Wole Soyinka, Longtime Trump Critic, Reports US Visa Termination
The United States administration has revoked the visa for Wole Soyinka, the renowned Nigerian Nobel prize-winning writer who has been outspoken about Trump since his earlier presidency, Soyinka stated on Tuesday.
“I want to inform the consulate … that I’m very pleased with the cancellation of my visa,” Soyinka, who was awarded the 1986 Nobel prize for literature, informed a press briefing.
Soyinka formerly possessed permanent residency in the United States, though he discarded his green card after Donald Trump’s first election in 2016.
Soyinka suggested that his recent statements comparing Trump to the Ugandan dictator Idi Amin might have provoked a reaction and led to the US consulate’s decision.
Soyinka said earlier this year that the US consulate in Lagos had summoned him for an interview to review his visa, which he said he would not attend.
According to a letter from the consulate addressed to Soyinka, officials have terminated his visa, referencing United States regulations that permit “a consular officer, the secretary, or a department official to whom the secretary has delegated this authority … to revoke a nonimmigrant visa at any time, in his or her discretion”.
“This is a somewhat unusual love letter from an embassy,”
he lightheartedly stated while reading the letter aloud to journalists in Lagos, Nigeria’s financial capital. He also advised any organizations hoping to invite him to the United States “not to waste their time”.

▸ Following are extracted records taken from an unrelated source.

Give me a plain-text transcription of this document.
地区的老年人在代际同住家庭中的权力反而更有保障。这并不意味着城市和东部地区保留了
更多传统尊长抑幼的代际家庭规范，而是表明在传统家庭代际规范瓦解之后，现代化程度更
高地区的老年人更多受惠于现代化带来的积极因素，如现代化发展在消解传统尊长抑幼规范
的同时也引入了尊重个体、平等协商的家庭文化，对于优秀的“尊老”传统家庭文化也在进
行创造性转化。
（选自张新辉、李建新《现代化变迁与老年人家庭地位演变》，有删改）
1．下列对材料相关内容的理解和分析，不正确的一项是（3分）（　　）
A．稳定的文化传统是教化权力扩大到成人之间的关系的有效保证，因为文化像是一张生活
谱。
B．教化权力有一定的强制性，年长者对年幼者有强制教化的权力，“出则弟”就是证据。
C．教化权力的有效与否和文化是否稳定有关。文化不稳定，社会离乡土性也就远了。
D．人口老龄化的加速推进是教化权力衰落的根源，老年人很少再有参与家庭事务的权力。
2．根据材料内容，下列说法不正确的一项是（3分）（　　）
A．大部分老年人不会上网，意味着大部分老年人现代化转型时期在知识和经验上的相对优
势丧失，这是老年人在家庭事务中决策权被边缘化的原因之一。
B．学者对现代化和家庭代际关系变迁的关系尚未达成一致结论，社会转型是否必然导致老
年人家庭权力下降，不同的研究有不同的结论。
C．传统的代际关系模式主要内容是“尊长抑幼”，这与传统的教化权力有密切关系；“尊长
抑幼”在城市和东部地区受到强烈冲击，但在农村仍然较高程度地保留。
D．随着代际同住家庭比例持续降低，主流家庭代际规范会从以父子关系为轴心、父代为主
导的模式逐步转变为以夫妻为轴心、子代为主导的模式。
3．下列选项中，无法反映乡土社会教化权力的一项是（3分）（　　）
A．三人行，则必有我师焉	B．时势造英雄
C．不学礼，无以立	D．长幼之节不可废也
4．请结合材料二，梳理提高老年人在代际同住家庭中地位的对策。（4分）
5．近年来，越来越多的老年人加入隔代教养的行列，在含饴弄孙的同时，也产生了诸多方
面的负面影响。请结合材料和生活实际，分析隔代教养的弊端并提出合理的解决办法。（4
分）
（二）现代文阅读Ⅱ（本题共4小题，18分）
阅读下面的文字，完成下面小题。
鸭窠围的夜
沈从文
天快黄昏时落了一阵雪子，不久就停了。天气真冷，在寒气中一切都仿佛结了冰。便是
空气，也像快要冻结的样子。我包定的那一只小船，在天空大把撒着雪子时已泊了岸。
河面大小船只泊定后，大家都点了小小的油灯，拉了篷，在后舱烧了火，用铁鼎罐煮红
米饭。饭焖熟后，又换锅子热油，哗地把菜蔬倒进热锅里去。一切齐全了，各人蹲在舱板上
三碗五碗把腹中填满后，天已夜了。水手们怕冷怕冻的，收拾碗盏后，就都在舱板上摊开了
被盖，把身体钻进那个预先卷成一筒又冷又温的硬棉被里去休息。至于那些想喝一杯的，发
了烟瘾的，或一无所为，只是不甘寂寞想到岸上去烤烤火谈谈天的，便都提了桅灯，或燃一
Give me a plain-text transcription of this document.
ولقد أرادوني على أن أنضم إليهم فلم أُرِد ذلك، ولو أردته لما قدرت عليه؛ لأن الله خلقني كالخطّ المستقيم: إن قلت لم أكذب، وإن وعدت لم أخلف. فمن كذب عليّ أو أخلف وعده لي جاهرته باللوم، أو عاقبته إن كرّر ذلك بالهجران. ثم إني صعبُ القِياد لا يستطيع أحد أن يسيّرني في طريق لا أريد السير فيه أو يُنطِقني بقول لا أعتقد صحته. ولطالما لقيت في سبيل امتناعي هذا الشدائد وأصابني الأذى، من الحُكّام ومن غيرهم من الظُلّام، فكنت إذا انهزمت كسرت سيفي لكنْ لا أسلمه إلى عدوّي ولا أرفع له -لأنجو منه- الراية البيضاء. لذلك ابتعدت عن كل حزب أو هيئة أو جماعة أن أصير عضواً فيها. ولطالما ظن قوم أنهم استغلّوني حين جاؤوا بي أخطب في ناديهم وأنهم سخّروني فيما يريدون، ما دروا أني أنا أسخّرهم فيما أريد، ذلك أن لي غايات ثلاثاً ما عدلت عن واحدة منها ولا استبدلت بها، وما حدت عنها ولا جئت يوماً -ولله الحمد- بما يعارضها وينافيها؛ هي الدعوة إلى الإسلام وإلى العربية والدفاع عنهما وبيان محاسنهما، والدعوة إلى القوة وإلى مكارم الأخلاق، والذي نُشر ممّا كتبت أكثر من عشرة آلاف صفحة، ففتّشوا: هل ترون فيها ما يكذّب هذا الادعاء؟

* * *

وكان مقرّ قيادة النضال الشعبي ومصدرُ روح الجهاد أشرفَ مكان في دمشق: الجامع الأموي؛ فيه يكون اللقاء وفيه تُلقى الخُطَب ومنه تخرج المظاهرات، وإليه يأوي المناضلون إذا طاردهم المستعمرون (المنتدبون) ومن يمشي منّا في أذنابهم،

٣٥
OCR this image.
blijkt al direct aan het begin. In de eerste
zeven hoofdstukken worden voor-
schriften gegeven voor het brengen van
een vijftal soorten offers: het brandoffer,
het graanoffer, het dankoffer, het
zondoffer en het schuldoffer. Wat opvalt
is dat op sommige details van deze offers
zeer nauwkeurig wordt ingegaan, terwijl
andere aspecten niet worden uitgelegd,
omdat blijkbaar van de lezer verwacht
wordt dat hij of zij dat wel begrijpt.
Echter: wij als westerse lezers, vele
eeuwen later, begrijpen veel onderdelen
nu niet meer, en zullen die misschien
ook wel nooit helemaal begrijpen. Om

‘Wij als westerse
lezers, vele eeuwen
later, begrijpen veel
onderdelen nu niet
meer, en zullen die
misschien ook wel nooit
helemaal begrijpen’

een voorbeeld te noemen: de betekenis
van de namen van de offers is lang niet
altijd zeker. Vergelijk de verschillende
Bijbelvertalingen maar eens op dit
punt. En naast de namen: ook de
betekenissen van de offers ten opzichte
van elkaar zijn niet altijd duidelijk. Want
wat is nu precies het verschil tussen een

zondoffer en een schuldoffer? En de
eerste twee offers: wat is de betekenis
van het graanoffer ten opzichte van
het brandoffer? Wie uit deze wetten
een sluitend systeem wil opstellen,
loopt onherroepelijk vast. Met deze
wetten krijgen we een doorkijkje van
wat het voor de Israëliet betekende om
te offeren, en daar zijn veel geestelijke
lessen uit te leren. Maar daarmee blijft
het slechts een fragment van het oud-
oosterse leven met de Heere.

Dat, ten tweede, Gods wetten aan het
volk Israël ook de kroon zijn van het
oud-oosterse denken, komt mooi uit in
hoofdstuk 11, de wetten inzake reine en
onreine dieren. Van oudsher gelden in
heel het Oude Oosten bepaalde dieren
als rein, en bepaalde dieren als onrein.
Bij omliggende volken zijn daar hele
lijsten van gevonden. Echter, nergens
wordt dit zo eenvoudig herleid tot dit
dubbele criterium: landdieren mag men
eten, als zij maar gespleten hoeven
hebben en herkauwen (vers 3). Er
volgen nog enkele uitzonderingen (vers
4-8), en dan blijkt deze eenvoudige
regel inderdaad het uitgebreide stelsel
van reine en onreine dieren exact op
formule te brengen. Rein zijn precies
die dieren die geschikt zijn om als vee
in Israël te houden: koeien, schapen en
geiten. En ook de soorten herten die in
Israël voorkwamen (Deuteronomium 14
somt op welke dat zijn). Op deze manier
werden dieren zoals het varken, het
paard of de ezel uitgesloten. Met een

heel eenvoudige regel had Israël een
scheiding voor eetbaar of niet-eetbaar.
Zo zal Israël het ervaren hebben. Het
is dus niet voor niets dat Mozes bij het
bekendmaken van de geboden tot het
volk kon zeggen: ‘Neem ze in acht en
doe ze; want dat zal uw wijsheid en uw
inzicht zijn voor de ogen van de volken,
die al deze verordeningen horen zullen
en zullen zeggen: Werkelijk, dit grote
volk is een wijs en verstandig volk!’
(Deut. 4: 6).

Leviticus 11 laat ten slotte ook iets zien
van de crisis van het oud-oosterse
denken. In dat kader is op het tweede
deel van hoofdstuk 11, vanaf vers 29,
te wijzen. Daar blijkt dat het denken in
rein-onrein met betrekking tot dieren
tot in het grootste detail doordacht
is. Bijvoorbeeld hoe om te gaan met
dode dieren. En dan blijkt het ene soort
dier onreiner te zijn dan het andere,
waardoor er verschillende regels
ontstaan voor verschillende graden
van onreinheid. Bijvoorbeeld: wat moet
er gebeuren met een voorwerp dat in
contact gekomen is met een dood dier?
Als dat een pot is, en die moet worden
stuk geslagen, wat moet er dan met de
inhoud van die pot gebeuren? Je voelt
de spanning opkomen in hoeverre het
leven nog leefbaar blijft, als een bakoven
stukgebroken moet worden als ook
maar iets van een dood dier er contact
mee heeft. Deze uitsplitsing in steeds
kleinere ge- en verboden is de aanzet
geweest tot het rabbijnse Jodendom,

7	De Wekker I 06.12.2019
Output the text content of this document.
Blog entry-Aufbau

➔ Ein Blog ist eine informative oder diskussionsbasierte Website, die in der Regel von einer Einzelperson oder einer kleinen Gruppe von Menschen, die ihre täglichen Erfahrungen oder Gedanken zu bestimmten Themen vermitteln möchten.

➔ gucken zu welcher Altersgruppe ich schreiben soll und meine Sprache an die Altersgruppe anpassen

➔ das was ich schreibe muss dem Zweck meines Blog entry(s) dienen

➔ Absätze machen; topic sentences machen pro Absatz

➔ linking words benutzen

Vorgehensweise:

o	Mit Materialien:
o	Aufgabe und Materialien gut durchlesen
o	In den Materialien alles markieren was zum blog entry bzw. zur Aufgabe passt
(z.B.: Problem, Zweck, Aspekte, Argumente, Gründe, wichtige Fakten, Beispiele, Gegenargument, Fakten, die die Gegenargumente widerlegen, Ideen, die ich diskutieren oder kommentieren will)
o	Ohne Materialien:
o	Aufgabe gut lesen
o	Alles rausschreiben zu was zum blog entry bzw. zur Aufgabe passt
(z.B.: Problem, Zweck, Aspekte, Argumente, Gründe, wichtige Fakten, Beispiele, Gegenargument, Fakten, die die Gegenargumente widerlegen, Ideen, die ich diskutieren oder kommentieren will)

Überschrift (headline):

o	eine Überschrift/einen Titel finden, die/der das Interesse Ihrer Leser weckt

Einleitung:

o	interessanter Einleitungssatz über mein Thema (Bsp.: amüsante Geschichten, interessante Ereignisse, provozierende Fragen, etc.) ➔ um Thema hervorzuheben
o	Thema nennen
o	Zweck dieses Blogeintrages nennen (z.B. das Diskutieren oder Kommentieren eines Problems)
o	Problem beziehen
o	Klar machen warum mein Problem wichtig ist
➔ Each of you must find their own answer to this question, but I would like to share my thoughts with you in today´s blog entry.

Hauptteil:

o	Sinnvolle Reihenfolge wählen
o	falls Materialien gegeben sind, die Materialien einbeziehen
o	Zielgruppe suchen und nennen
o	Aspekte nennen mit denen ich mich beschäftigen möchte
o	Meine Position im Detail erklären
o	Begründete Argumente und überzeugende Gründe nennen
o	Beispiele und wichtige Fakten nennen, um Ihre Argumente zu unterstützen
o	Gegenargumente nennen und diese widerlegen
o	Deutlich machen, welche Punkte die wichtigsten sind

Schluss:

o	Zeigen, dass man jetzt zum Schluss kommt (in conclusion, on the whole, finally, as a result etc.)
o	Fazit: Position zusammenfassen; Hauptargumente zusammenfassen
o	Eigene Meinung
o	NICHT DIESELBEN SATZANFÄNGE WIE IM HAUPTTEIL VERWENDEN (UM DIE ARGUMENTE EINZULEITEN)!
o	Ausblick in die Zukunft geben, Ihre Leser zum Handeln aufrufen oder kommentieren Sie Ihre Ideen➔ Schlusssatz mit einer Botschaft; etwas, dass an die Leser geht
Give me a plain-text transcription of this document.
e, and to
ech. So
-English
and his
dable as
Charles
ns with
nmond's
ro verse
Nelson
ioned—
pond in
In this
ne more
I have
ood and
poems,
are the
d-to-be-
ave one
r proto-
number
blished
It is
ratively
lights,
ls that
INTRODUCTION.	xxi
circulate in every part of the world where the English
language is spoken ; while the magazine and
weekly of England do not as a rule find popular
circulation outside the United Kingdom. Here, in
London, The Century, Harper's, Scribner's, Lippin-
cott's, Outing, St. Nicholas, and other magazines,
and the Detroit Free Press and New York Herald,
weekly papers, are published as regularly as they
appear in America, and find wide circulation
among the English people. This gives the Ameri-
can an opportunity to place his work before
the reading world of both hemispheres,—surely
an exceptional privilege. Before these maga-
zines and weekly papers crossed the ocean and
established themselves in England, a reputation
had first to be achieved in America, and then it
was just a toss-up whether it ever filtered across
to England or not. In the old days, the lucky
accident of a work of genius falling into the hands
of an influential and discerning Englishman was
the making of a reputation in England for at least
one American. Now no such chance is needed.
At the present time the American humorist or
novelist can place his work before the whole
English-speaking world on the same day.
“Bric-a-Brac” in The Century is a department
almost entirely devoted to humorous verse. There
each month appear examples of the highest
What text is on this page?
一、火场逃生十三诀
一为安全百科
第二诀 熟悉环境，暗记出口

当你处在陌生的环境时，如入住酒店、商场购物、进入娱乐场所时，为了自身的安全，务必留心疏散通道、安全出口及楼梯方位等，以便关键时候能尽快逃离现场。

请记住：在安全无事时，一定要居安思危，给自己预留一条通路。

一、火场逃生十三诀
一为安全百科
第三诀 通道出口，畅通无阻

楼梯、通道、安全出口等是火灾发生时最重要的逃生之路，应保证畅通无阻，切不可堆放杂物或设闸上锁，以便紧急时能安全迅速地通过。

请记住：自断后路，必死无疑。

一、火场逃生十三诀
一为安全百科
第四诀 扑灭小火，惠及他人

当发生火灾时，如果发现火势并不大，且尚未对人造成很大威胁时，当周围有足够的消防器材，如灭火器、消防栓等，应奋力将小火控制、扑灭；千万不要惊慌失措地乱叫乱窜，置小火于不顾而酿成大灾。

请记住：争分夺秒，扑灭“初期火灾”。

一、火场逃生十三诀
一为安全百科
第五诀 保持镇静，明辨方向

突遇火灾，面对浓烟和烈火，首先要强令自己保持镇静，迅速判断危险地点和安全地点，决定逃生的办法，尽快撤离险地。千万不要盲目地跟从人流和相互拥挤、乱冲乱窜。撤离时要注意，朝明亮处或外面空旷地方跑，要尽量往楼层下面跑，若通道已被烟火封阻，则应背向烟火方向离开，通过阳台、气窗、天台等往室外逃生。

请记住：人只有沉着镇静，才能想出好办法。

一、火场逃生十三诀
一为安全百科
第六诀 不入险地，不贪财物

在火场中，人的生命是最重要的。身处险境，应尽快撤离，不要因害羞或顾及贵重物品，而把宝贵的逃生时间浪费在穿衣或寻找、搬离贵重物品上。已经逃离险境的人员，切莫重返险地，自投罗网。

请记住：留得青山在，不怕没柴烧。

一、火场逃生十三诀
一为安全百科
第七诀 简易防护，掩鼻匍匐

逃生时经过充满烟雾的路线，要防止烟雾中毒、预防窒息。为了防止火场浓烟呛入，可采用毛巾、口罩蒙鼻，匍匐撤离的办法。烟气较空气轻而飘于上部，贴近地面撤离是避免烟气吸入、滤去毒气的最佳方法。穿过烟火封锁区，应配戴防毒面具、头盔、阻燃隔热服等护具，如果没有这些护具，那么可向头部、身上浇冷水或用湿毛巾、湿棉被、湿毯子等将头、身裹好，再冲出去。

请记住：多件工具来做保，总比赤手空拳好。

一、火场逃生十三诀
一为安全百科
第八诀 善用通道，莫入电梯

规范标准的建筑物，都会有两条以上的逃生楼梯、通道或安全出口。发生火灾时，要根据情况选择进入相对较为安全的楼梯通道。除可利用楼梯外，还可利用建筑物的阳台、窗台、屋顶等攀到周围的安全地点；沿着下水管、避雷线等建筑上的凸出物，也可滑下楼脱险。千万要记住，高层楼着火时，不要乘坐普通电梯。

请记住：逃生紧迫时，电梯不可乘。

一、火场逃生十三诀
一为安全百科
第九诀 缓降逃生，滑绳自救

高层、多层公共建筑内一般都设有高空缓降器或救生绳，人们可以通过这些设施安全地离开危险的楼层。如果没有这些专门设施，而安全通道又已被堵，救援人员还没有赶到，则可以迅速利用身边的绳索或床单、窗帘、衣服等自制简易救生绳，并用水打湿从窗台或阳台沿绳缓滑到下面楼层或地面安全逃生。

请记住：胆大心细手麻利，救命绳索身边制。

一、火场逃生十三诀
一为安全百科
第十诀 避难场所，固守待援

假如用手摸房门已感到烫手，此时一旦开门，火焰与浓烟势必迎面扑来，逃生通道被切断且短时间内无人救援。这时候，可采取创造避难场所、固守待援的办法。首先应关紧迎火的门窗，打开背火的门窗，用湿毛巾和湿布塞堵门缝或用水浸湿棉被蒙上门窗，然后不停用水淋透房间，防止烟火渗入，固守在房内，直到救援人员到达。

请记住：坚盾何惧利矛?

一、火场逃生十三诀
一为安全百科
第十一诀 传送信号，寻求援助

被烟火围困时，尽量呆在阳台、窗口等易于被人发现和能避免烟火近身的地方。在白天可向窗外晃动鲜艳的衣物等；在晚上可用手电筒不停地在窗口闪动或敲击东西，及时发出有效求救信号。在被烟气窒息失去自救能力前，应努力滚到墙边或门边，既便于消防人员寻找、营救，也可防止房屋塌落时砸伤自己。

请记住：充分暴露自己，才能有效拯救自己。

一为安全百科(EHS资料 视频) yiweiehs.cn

“I have no visa. I am banned,” Soyinka affirmed.
The US embassy in Abuja, the capital, said it could not comment on individual cases, pointing to confidentiality rules.
The current US administration has made visa revocations a hallmark of its wider restrictions on immigration, notably affecting university students who were vocal about Palestinian rights.
Soyinka mentioned he had recently compared Trump to Uganda’s Amin, something he remarked Trump “should be proud of”.
“Idi Amin was a man of global standing, a statesman, so when I called Donald Trump Idi Amin, I thought I was giving him praise,”
Soyinka explained. “He’s been acting like a dictator.”
The 91-year-old playwright behind Death and the King’s Horseman has taught at and been given awards top US universities including Harvard and Cornell.
His newest novel, Chronicles from the Land of the Happiest People on Earth, a satire about corruption in Nigeria, was published in 2021. Soyinka referred to the book as his “gift to Nigeria”.
In February, the Crucible theatre in Sheffield staged Death and the King’s Horseman.
Soyinka did not rule out to entertaining an invitation to the United States should circumstances change, but continued: “I wouldn’t take the initiative myself because there’s nothing I’m looking for there. Nothing.”
He went on to condemn the ramped-up arrests of undocumented immigrants in the country.
“This is not about me,” Soyinka emphasized. “When we see people being arrested publicly – people being apprehended and they are held for a month … old women, children being separated. So that’s really what concerns me.”
The recent immigration crackdown has seen military personnel deployed to US cities and citizens temporarily detained as part of intensive operations, as well as the restricting of legal means of entry.